En dehors du retour au pouvoir du général de Gaulle en 1958, un événement, qui y est d’ailleurs lié, marque la période que couvre ce journal : la guerre d’Algérie. Dès le 14 juillet 1953, Thorez fustige une « provocation sanglante de la police à la Nation » lorsque sept Algériens sont tués en marge de la célébration de la fête nationale à Paris. Le PCF ne sera pas en pointe lors de ce conflit, préférant réclamer la « paix en Algérie » plutôt que d’appuyer le combat des militants indépendantistes. Néanmoins, le journal de Thorez relève la fréquence des saisies de L’Humanité — vingt-sept — pendant cette guerre coloniale et dénonce le « système arbitraire, de torture et de massacre » mis en place par tous les gouvernements qui se succèdent, socialistes compris. Par ailleurs, des militants communistes succomberont eux aussi aux attentats meurtriers de l’Organisation armée secrète (OAS). Un sujet sur lequel Thorez peut afficher la plus parfaite mauvaise foi, puisqu’il dénonce la « collusion ouverte entre le pouvoir gaulliste et l’OAS » le lendemain du jour où le domicile d’André Malraux, ministre des affaires culturelles et pilier du régime, a été plastiqué…

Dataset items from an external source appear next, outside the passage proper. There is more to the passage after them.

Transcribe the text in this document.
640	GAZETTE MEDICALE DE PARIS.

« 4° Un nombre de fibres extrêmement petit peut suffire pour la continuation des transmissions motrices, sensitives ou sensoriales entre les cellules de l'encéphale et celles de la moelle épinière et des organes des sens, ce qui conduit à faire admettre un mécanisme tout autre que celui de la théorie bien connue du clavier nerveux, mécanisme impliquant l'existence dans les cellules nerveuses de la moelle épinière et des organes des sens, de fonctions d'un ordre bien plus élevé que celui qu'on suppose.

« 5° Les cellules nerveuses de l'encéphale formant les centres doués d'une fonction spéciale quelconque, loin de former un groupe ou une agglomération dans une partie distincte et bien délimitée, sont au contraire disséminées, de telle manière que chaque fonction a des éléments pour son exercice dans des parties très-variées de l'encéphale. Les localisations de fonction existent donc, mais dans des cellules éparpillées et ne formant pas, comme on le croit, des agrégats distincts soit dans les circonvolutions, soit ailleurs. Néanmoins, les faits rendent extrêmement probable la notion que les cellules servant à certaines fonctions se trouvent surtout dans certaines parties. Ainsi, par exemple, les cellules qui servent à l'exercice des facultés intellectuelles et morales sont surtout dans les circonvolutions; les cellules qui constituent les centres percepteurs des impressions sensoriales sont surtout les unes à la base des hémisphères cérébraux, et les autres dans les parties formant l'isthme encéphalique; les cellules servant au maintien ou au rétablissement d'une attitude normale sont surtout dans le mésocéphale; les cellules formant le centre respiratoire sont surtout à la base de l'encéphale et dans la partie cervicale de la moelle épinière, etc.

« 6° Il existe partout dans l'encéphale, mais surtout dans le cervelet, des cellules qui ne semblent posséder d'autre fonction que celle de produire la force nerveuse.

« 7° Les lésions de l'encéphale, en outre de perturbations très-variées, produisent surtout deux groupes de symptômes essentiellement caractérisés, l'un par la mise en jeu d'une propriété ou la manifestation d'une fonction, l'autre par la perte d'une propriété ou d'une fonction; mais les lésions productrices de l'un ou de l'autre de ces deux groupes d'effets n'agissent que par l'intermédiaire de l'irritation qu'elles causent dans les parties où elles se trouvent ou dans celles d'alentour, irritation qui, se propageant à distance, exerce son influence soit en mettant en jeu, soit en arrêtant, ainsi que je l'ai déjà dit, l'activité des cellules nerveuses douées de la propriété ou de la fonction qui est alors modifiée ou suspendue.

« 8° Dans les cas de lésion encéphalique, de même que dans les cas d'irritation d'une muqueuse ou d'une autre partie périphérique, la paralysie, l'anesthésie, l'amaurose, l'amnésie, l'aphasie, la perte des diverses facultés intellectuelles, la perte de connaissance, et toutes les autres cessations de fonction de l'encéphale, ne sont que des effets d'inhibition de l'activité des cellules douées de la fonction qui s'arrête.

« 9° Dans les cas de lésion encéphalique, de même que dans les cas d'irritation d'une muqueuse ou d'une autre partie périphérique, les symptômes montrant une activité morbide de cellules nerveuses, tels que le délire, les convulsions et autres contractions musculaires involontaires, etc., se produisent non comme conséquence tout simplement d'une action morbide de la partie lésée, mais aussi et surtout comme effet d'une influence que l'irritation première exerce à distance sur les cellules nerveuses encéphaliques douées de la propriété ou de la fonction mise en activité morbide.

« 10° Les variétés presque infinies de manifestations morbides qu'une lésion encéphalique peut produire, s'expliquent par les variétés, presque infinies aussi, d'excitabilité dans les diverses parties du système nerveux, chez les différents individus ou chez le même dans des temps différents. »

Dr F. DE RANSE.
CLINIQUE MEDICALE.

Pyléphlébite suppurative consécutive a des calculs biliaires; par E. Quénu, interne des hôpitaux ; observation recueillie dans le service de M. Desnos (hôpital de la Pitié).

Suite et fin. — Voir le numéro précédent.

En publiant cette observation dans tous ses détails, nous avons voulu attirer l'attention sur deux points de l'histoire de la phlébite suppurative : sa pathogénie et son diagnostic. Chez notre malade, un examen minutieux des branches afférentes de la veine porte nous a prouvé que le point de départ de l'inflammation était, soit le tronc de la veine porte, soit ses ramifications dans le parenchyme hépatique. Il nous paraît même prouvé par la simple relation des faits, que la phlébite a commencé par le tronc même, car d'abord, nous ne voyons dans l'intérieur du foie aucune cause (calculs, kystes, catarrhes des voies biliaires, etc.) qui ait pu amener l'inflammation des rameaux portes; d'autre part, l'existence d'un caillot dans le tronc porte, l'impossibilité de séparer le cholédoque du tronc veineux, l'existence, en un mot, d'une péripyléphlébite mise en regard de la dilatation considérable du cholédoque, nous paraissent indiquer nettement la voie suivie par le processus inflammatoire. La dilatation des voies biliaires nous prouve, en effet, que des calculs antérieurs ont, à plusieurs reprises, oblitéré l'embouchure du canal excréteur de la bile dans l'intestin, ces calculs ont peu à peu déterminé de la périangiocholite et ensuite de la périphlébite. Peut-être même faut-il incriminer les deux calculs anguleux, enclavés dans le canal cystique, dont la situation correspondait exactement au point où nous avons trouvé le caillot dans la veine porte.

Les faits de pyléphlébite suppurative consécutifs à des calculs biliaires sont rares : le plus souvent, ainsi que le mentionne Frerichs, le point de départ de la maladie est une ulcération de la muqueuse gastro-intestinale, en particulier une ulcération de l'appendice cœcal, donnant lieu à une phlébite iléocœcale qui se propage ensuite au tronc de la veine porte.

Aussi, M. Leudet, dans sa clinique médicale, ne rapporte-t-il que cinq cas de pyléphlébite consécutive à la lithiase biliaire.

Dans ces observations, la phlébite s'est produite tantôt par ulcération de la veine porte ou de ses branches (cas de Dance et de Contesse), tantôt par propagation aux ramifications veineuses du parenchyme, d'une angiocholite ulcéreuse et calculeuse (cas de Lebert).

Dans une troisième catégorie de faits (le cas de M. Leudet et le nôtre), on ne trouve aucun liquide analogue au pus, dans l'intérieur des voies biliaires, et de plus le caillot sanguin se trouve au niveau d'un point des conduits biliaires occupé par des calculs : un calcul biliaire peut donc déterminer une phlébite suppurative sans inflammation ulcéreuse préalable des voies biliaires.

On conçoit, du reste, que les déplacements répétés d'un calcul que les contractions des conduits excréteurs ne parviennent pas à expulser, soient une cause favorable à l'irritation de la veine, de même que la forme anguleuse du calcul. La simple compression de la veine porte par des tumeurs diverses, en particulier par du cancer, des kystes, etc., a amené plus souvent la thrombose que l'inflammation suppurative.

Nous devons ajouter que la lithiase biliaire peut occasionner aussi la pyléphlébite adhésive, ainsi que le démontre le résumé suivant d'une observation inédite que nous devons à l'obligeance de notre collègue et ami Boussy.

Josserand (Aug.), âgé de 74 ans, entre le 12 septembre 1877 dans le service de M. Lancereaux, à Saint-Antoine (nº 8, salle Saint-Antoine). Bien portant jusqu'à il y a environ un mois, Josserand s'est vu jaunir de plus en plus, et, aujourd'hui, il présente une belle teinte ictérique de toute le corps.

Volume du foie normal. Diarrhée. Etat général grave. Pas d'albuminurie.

En 1962, Thorez signale le « cinquantième anniversaire de [son] certificat d’études primaires ». Ses Mémoires ont aussi pour intérêt de documenter le chemin que ce « fils du peuple » a parcouru depuis. En dépit de toutes ses activités militantes, il lit plus de vingt livres en 1958, trente-huit en 1963. Et pas des plus faciles : Héraclite en russe, César en latin, Spinoza, Montaigne, Diderot, la correspondance de Descartes… Ce genre de curiosité intellectuelle est-il encore si courant chez nos dirigeants ?

Serge Halimi

(1Maurice Thorez, Journal, 1952-1964, édition établie par Jean-Numa Ducange et Jean Vigreux (dont il faut saluer le travail, l’apport des notes en particulier), Fayard, Paris, 2020.